En Torote, las diferencias de equipo y táctica empleada se resolvieron en favor de las fuerzas del adelantado de Toledo, Juan Carrillo de Toledo, brillante vencedor de la batalla tras emplear el torna fuy, una maniobra propia de la guerra de la frontera granadina, tan sencilla como astuta, en la que cayó Santillana.
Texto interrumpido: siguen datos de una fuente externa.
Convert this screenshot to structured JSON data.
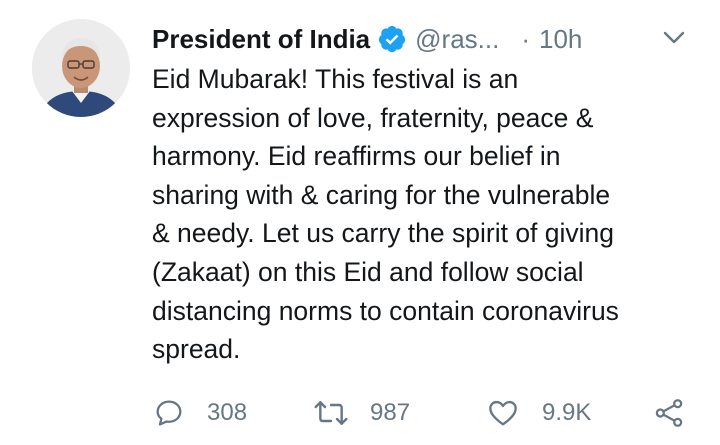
{
  "tweet": {
    "author_name": "President of India",
    "handle": "@ras...",
    "separator": "·",
    "time": "10h",
    "verified": true,
    "text_lines": [
      "Eid Mubarak! This festival is an",
      "expression of love, fraternity, peace &",
      "harmony. Eid reaffirms our belief in",
      "sharing with & caring for the vulnerable",
      "& needy. Let us carry the spirit of giving",
      "(Zakaat) on this Eid and follow social",
      "distancing norms to contain coronavirus",
      "spread."
    ]
  },
  "actions": {
    "reply_count": "308",
    "retweet_count": "987",
    "like_count": "9.9K"
  },
  "colors": {
    "text": "#14171a",
    "secondary": "#657786",
    "verified_blue": "#1da1f2"
  },
  "icons": {
    "verified": "verified-badge-icon",
    "caret": "chevron-down-icon",
    "reply": "reply-icon",
    "retweet": "retweet-icon",
    "like": "heart-icon",
    "share": "share-icon"
  }
}
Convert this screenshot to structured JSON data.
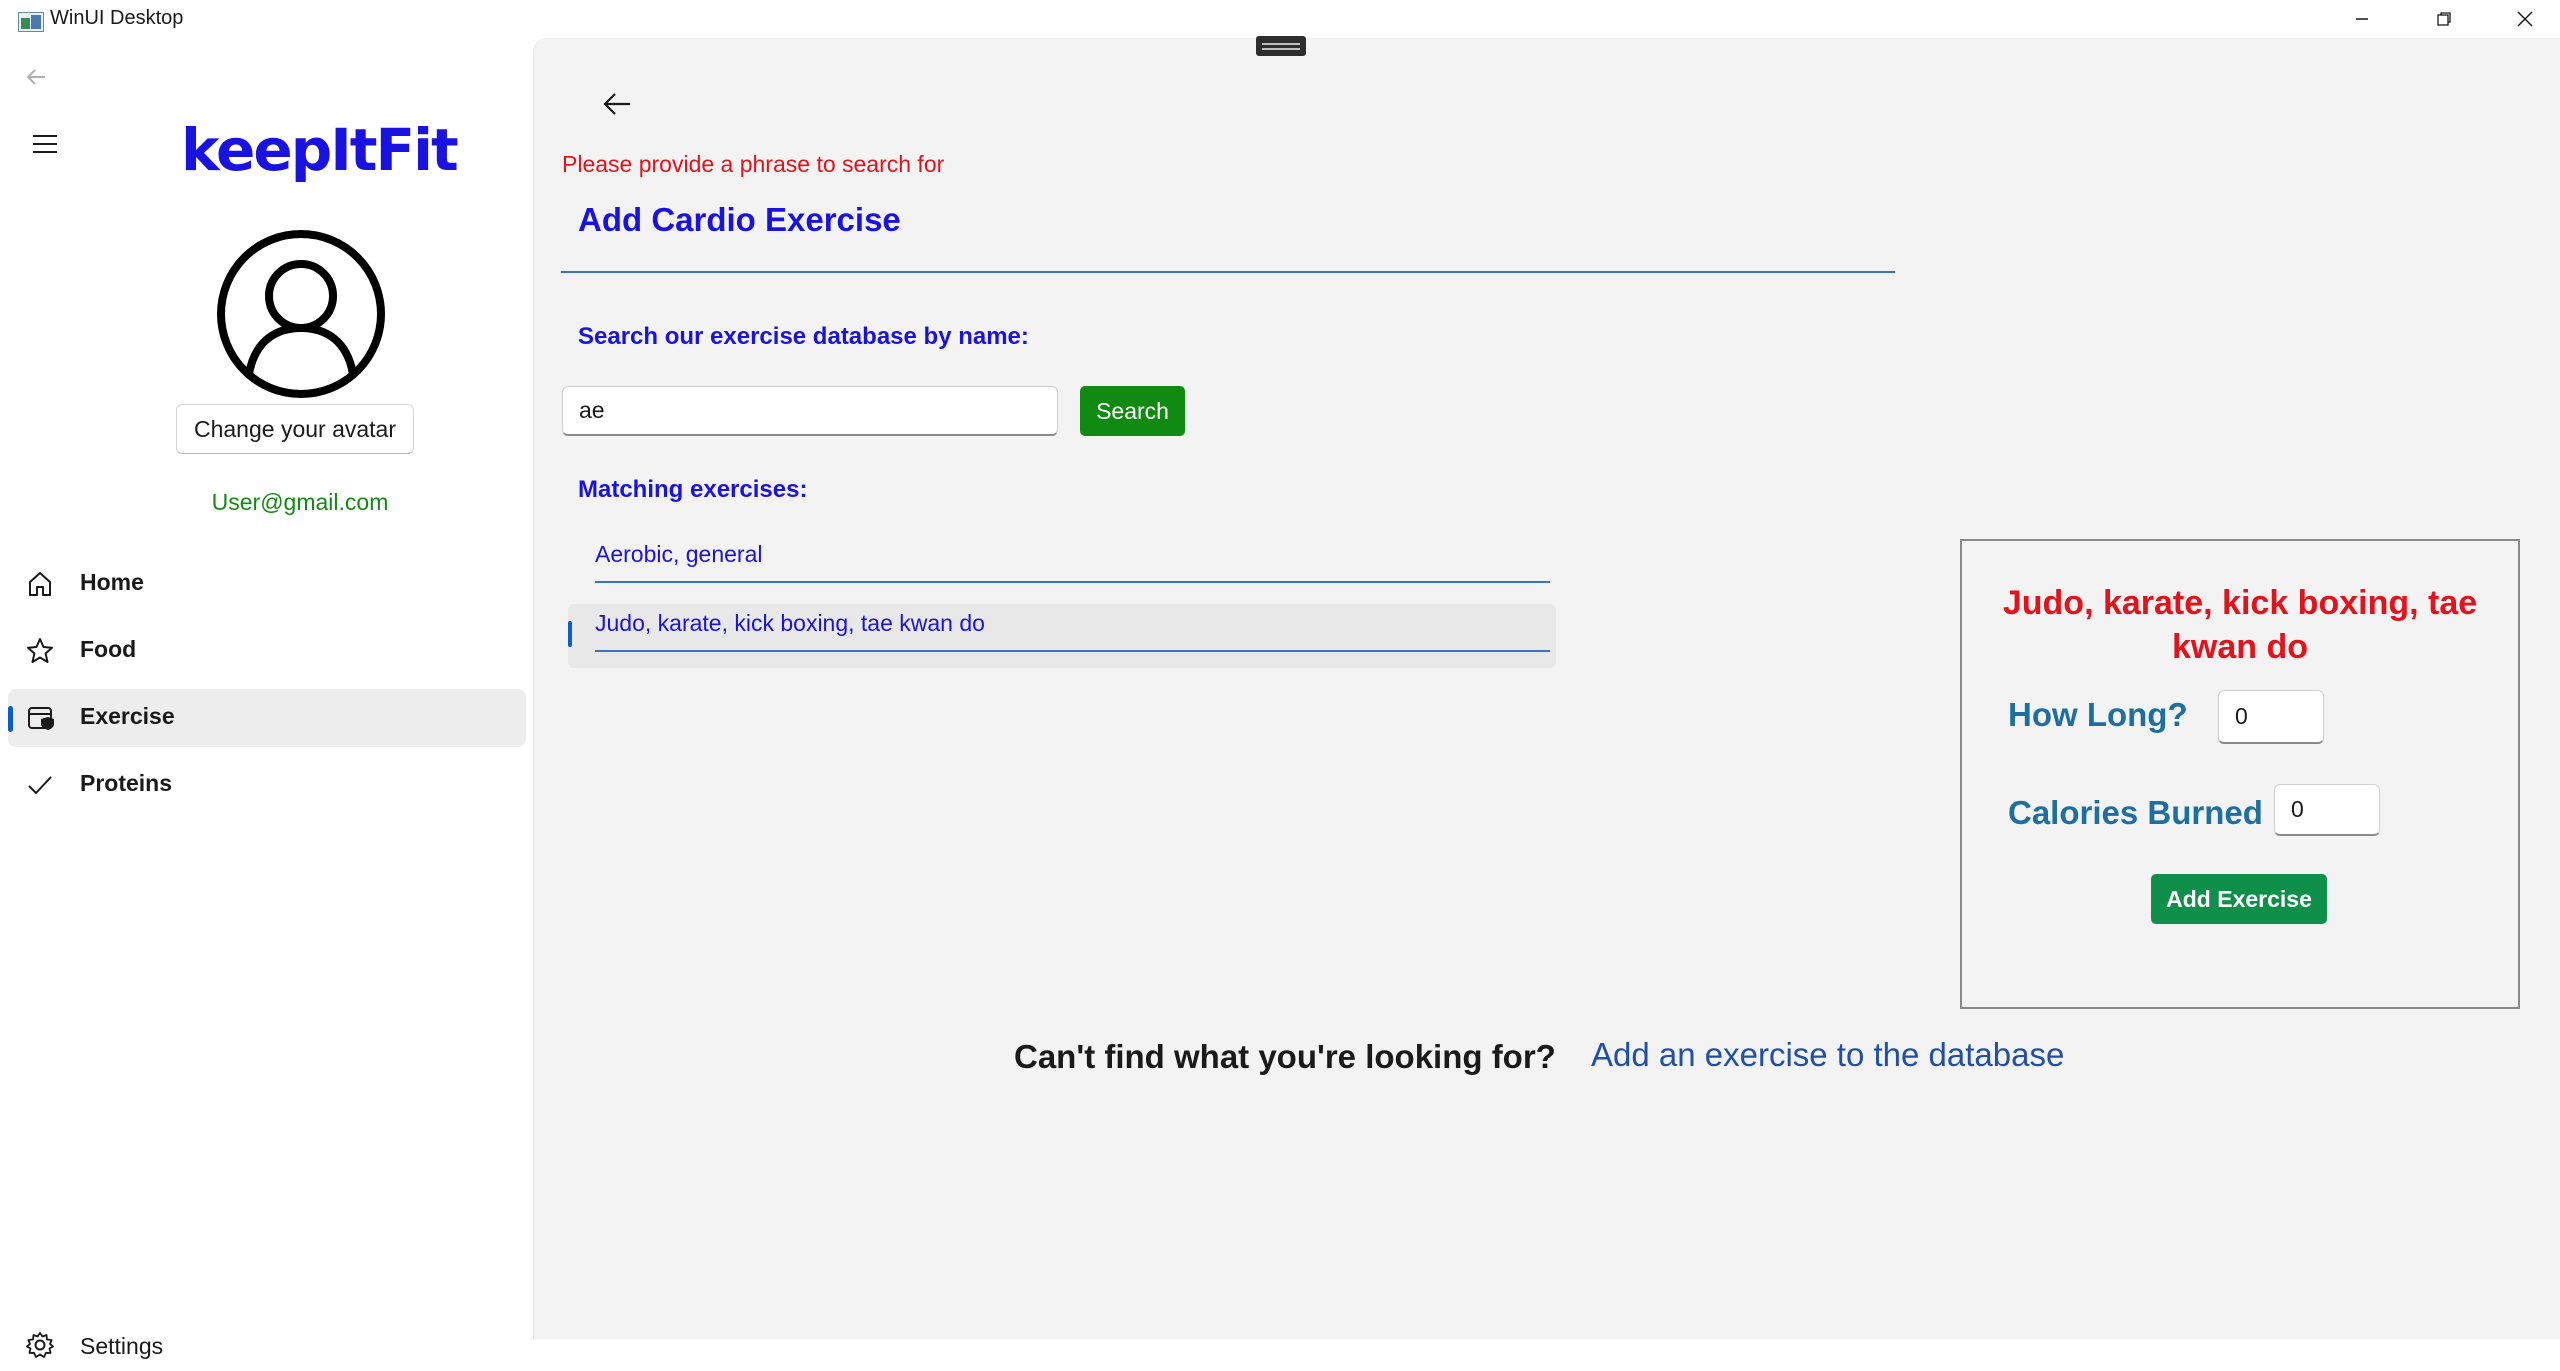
{
  "window": {
    "title": "WinUI Desktop"
  },
  "sidebar": {
    "logo": "keepItFit",
    "avatar_button": "Change your avatar",
    "email": "User@gmail.com",
    "items": [
      {
        "label": "Home",
        "icon": "home-icon"
      },
      {
        "label": "Food",
        "icon": "star-icon"
      },
      {
        "label": "Exercise",
        "icon": "exercise-icon",
        "selected": true
      },
      {
        "label": "Proteins",
        "icon": "checkmark-icon"
      }
    ],
    "settings_label": "Settings"
  },
  "main": {
    "error_message": "Please provide a phrase to search for",
    "title": "Add Cardio Exercise",
    "search_label": "Search our exercise database by name:",
    "search_value": "ae",
    "search_button": "Search",
    "matching_label": "Matching exercises:",
    "results": [
      "Aerobic, general",
      "Judo, karate, kick boxing, tae kwan do"
    ],
    "selected_result_index": 1,
    "detail": {
      "title": "Judo, karate, kick boxing, tae kwan do",
      "how_long_label": "How Long?",
      "how_long_value": "0",
      "calories_label": "Calories Burned",
      "calories_value": "0",
      "add_button": "Add Exercise"
    },
    "cant_find_text": "Can't find what you're looking for?",
    "add_link": "Add an exercise to the database"
  },
  "colors": {
    "accent_blue": "#1a12e0",
    "error_red": "#e5121c",
    "success_green": "#108a10",
    "field_label_blue": "#1e6fa0",
    "add_button_green": "#0e8f4a",
    "selection_indicator": "#0a5ec8"
  }
}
Pero además, la derrota militar reveló cómo Íñigo López de Mendoza, el prototipo de noble y humanista, el caballero escritor antecesor de Garcilaso de la Vega, autor de las Serranillas y de Bías contra Fortuna, que encarnaba la combinación de las armas y las letras, poseedor de una de las mejores bibliotecas peninsulares, no debió leer los libros que guardaba dedicados al arte de la guerra escritos en latín, lengua que no dominaba, y en griego, que no conocía, de Vegecio o Frontino. Y es que la táctica empleada por Íñigo López de Mendoza en la batalla de Torote, propia de la Caballería, muestra la contradicción existente en este otoño medieval que determinaba la forma de combatir de la nobleza. Era el dilema que enfrentaba valor y prudencia, es decir, a las normas caballerescas con los principios del arte de la guerra deducidos de su estudio y práctica. Una disyuntiva que no afectaba a los que se pueden considerar ya soldados profesionales al el servicio de la monarquía, que se habían fogueado combatiendo a los nazaríes granadinos atendiendo tan solo a criterios de eficacia y éxito. Los mismos que inspiraron a Juan Carrillo de Toledo en la casi desconocida pero reveladora batalla de Torote, que anunciaba en Castilla el declive del mundo caballeresco y convierten en inútiles las dudosas lecturas del marqués de Santillana.